Harrer beschreibt darin seine Erlebnisse nach der Himalaja-Expedition, die am Ausbruch des zweiten Weltkrieges scheiterte. Statt auf dem Nanga Parbat die Flagge zu hissen, landen Harrer und sein Bergführer, der Landsmann Peter Aufschnaiter, in der britischen Kronkolonie Indien als Kriegsgefangene im Internierungslager.

Ihrer Flucht schließt sich eine Odyssee durch das Himalaja-Gebirge und ein langer Aufenthalt in Tibet an, bei dem Harrer in der heiligen Stadt Lhasa den elfjährigen Dalai Lama kennenlernt. Und Harrer wird Zeuge, wie die Volksbefreiungsarmee Mao Tse Tungs Tibet erobert und an China anschließt.

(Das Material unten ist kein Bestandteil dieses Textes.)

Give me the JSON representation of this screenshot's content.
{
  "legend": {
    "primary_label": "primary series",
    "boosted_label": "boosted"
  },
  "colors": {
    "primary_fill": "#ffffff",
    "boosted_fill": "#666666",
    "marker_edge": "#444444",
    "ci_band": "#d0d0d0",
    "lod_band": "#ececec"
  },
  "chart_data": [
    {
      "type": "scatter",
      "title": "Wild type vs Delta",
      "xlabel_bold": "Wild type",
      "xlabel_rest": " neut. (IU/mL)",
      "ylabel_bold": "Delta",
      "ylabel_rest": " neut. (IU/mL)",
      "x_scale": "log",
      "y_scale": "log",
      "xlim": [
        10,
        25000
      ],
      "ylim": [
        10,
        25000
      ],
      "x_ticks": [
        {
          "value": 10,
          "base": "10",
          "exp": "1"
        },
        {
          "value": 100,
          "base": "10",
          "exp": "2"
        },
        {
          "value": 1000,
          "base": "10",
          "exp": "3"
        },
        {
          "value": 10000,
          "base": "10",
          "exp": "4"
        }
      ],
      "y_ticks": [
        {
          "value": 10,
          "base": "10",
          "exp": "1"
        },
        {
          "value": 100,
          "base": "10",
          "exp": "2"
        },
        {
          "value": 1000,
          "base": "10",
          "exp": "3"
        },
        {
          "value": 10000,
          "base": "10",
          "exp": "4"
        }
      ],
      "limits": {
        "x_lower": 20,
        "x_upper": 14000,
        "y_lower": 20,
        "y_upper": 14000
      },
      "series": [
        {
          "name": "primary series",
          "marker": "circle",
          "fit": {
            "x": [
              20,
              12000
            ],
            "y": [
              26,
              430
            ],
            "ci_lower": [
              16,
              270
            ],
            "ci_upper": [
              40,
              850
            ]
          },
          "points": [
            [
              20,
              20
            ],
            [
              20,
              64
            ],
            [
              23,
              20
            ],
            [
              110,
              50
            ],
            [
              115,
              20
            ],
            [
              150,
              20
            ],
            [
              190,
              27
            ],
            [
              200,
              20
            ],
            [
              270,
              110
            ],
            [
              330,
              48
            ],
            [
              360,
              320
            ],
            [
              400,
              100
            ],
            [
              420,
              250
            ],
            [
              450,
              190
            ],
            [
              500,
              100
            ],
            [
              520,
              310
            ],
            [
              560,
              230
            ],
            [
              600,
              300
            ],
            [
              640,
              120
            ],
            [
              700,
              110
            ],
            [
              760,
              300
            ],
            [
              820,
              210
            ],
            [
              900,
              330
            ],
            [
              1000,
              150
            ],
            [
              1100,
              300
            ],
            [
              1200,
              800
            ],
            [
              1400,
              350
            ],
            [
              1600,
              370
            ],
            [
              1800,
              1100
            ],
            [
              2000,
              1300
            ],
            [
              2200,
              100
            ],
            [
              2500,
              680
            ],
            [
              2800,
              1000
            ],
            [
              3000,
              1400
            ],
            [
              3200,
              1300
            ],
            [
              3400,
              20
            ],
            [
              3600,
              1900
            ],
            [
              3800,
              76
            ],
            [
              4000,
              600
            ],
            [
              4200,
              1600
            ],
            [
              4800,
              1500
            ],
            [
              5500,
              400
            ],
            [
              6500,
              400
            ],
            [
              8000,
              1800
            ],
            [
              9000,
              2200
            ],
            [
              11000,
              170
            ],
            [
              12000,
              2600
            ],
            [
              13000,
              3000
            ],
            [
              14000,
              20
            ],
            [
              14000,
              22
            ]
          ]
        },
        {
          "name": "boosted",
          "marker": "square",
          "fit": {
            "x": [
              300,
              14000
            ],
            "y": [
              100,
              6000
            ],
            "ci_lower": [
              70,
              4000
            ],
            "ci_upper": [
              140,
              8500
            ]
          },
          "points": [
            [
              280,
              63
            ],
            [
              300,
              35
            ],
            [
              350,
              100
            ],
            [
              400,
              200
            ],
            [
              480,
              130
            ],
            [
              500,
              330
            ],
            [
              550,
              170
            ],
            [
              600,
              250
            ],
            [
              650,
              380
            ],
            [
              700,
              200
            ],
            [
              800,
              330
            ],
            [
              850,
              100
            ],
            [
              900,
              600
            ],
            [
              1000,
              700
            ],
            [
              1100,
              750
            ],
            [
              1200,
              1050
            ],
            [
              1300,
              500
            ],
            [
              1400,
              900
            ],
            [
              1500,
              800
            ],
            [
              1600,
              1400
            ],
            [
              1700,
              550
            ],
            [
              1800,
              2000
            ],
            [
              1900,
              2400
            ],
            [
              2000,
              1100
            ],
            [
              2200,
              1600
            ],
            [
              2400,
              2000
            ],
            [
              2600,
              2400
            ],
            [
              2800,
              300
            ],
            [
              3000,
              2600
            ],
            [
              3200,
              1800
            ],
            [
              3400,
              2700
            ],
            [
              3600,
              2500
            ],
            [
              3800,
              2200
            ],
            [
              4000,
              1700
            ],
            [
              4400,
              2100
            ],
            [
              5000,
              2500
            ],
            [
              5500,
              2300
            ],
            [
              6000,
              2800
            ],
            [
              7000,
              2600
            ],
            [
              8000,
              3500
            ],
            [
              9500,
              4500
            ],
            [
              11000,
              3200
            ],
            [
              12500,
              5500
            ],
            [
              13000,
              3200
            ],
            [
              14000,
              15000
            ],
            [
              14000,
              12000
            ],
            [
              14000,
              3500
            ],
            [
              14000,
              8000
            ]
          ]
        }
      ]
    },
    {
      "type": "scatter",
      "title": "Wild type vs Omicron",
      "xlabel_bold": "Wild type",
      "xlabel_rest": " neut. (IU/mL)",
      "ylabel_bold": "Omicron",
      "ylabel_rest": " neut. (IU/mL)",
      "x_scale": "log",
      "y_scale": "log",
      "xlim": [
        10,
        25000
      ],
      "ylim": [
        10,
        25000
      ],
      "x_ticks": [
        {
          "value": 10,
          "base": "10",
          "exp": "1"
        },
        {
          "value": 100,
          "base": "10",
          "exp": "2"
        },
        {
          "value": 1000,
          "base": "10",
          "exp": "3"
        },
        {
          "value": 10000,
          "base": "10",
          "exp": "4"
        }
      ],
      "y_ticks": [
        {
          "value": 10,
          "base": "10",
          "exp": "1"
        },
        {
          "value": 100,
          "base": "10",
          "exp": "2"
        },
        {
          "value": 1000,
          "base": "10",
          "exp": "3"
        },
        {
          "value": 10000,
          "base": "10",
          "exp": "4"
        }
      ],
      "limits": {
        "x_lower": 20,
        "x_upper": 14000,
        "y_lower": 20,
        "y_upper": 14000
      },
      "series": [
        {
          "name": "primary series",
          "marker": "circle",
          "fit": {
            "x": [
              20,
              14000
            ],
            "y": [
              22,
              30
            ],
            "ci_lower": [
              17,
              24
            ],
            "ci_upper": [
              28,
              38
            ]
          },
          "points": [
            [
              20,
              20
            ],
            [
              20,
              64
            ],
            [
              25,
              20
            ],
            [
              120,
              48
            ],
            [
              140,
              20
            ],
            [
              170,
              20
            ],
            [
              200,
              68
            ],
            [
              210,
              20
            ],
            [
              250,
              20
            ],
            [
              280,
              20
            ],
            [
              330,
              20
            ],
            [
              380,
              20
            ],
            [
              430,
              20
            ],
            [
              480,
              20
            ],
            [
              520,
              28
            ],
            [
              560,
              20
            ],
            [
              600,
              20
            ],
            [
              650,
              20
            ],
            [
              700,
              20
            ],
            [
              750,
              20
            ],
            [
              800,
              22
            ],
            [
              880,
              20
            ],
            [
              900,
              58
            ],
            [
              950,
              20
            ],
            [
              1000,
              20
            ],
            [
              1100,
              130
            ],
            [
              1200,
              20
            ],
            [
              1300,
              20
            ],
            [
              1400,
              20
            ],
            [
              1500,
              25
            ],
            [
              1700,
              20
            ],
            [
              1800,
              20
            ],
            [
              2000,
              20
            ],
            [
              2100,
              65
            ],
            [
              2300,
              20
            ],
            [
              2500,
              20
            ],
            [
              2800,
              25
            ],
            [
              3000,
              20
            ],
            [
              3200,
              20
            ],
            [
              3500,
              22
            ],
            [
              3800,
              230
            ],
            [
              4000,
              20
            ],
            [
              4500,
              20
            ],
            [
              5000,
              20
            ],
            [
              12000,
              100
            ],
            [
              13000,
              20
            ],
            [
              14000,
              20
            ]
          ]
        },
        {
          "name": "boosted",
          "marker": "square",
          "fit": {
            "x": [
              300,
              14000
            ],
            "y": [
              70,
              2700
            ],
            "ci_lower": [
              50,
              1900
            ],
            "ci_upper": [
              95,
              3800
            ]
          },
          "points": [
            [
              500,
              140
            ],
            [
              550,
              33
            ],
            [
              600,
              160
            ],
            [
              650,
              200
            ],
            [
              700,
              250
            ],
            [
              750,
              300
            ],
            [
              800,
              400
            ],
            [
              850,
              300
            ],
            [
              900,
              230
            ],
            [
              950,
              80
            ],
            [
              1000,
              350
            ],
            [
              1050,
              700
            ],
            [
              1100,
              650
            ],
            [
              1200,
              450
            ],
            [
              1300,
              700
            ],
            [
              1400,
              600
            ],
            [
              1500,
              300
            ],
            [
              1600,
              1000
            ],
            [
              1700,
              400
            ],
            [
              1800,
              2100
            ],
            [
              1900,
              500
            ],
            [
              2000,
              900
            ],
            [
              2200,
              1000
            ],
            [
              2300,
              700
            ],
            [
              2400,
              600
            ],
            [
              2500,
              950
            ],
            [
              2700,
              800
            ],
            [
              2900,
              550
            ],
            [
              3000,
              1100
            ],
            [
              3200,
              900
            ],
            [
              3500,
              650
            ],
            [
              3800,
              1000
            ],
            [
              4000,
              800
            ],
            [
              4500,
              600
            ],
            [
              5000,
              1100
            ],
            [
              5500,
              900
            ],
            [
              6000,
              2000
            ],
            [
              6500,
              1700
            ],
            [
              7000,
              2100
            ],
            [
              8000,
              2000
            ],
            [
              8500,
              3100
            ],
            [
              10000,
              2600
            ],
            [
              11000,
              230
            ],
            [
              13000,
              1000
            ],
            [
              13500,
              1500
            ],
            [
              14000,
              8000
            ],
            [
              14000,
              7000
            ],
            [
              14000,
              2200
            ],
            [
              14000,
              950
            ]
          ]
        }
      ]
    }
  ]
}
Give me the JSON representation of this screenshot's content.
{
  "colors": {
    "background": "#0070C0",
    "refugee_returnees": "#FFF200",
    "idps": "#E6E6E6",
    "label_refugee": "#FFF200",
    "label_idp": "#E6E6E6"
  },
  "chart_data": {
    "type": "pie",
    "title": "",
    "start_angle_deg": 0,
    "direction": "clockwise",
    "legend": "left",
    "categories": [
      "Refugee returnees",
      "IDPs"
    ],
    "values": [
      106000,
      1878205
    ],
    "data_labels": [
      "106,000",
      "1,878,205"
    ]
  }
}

Die brutale Niederwerfung der Tibeter, der bis heute insgesamt eine Million Menschen zum Opfer gefallen sind, sicherte Annauds Film schon vor seinem Start in den USA große Aufmerksamkeit. Würde der Regisseur die menschenverachtende Politik Pekings geißeln, würde es gar zu chinesisch-amerikanischen Irritationen kommen? Nun, die Aufregung war umsonst. Annaud hat mit „Sieben Jahre in Tibet“ vor allem einen üppig bebilderten Abenteuerfilm gedreht, der das alte Schema „Europäer lernt fremde Kultur kennen und wird dadurch geläutert“ neu variiert.

Die Wandlung beginnt bei Harrer, dem Brad Pitt das strahlende Siegerlächeln eines Edelgermanen aus Leni Riefenstahls Mottenkiste leiht, schon an den eisigen Steilwänden des Nanga Parbat. Im windigen Zelt rechnet er nach, ob sein Sohn bereits geboren ist und schreibt später gefühlvolle Briefe an ihn. Um so größer der Schock, als Harrers Frau ihm die Scheidungspapiere ins Internierungslager schickt. Harrer zeigt seinen Schmerz, indem er sich gegen Stacheldraht wirft.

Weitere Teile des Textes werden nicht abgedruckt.